From Table 1, it is understood that the model of FIG. 3 (c), that is, the model of the present invention has the most durability. Embodiment 2 As shown in FIG. 4, a plurality of curved portions 19 and stoppers 20 in Embodiment 1 are provided. The stress generated in the curved portion 19 and the membrane 15 is smaller than that in the first embodiment. Third Embodiment The sectional shape of the curved portion 19 in the first embodiment is not limited to a semicircle, and a square as shown in FIG. 5 or another shape can be selected. Example 4 As shown in FIG. 6, the membrane 15 has a three-layer bellows structure. With such a structure, the membrane 15
Since the allowable deformation amount of
And the stress generated in the membrane 15 is much smaller than that in the first embodiment. Embodiment 5 As shown in FIG. 7, the stopper 20 in Embodiment 1 is provided at the corner portion of the box body where the stress is most concentrated. With such a configuration, the stopper 20 reduces the heat bridge and improves the heat insulating performance.

[0017]

As described above, according to the present invention, when the inner box is thermally deformed, the curved portion absorbs a part of the deformation and the remaining portion deforms the membrane. Moreover, at that time, the stopper limits the deformation of the bending portion to a certain range, and the deformation of the bending portion and the deformation of the membrane are balanced. Therefore, the stress generated in the curved portion and the membrane can be averaged and reduced, and the durability of the vacuum insulation box body against the thermal stress due to repeated heating and cooling of the inner box can be significantly improved.

[Brief description of drawings]

FIG. 1 is a sectional view of a vacuum heat insulating box body according to a first embodiment of the present invention.

2 is a cross-sectional view of a main part showing an end structure of the vacuum heat insulating box body of FIG.

FIG. 3 is an explanatory diagram of a two-dimensional model when a stress analysis is performed by a finite element method on the end structure of the vacuum heat insulating box.

FIG. 4 is a cross-sectional view of essential parts showing an end structure of a vacuum heat insulating box according to a second embodiment of the present invention.

FIG. 5 is a cross-sectional view of a main part showing an end structure of a vacuum heat insulating box according to a third embodiment of the present invention.

FIG. 6 is a sectional view of a main part showing an end structure of a vacuum heat insulating box according to a fourth embodiment of the present invention.

FIG. 7 is a perspective view of a vacuum heat insulating box body according to a fifth embodiment of the present invention.

FIG. 8 is a cross-sectional view showing an example of a conventional vacuum insulation box body.

9 is a cross-sectional view of a main part showing an end structure of the vacuum heat insulating box body shown in FIG.

FIG. 10 is a cross-sectional view showing another example of the end structure of the conventional vacuum heat insulating box.

[Explanation of symbols]

 11 Inner box 12 Outer box 13 Opening 14 Vacuum insulation layer 15 Membrane 19 Curved part 20 Stopper

Claims (1)

Claim: What is claimed is: 1. A double-walled box body having an opening on one side is formed by an inner box and an outer box, and a vacuum heat insulating layer is formed between the inner box and the outer box.
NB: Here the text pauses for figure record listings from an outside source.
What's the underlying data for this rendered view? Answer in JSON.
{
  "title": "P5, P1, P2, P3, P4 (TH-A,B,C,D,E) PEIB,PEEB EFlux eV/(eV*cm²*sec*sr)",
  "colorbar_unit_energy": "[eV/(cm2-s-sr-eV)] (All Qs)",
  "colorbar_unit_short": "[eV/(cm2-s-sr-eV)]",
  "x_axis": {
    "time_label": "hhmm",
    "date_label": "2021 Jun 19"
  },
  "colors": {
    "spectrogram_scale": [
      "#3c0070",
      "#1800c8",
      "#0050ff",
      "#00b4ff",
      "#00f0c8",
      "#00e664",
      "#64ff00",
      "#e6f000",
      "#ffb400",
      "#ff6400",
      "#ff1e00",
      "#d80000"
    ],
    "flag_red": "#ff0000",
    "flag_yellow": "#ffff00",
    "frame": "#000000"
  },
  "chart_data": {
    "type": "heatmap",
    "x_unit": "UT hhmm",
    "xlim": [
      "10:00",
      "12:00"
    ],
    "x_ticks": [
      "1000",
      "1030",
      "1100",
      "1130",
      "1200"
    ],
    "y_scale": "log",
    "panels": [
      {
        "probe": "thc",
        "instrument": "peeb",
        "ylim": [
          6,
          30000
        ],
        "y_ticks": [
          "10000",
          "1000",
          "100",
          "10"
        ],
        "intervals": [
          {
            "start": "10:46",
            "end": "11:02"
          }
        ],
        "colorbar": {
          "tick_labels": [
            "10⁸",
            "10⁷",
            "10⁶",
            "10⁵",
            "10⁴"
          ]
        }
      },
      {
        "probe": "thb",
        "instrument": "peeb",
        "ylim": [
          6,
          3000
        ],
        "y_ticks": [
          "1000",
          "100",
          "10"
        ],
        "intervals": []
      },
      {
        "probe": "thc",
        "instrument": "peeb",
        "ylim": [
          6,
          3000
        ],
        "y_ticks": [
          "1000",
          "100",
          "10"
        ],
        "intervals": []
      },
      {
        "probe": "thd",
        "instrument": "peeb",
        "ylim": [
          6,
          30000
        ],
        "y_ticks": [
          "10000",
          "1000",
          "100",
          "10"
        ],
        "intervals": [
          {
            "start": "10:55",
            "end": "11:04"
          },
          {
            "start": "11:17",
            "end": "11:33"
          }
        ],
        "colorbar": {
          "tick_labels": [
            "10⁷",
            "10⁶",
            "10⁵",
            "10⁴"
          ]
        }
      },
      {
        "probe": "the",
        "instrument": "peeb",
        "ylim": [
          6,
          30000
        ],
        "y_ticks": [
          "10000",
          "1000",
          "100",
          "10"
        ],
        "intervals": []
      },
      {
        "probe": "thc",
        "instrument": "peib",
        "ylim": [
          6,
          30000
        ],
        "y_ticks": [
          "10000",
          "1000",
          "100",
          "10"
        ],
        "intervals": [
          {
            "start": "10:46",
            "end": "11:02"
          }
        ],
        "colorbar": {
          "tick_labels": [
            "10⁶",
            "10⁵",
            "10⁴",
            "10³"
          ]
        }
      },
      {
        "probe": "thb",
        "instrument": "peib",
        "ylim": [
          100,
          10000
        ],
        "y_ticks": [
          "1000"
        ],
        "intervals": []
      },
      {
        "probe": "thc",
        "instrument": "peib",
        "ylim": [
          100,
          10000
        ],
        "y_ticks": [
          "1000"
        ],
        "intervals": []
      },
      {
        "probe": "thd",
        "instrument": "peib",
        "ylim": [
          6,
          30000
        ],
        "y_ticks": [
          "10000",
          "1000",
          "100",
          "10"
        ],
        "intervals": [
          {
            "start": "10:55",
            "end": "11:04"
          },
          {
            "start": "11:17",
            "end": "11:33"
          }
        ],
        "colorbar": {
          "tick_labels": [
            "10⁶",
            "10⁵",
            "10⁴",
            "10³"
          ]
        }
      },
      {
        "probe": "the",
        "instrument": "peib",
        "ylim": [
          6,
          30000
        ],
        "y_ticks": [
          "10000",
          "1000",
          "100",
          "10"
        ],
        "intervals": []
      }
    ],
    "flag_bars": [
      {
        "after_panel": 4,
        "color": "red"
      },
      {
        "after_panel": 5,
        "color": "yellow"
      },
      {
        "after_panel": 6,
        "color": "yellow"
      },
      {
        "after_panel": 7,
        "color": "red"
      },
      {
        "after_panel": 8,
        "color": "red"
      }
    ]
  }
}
In a vacuum heat-insulating box body in which the opening-side peripheral edges of the inner box and the outer box are connected by a membrane that seals the vacuum heat-insulating layer, the inner box portion near the membrane has a curvature that absorbs thermal deformation of the inner box. An end structure of a vacuum heat-insulating box body, comprising: a portion and a member that limits deformation of the curved portion within a certain range.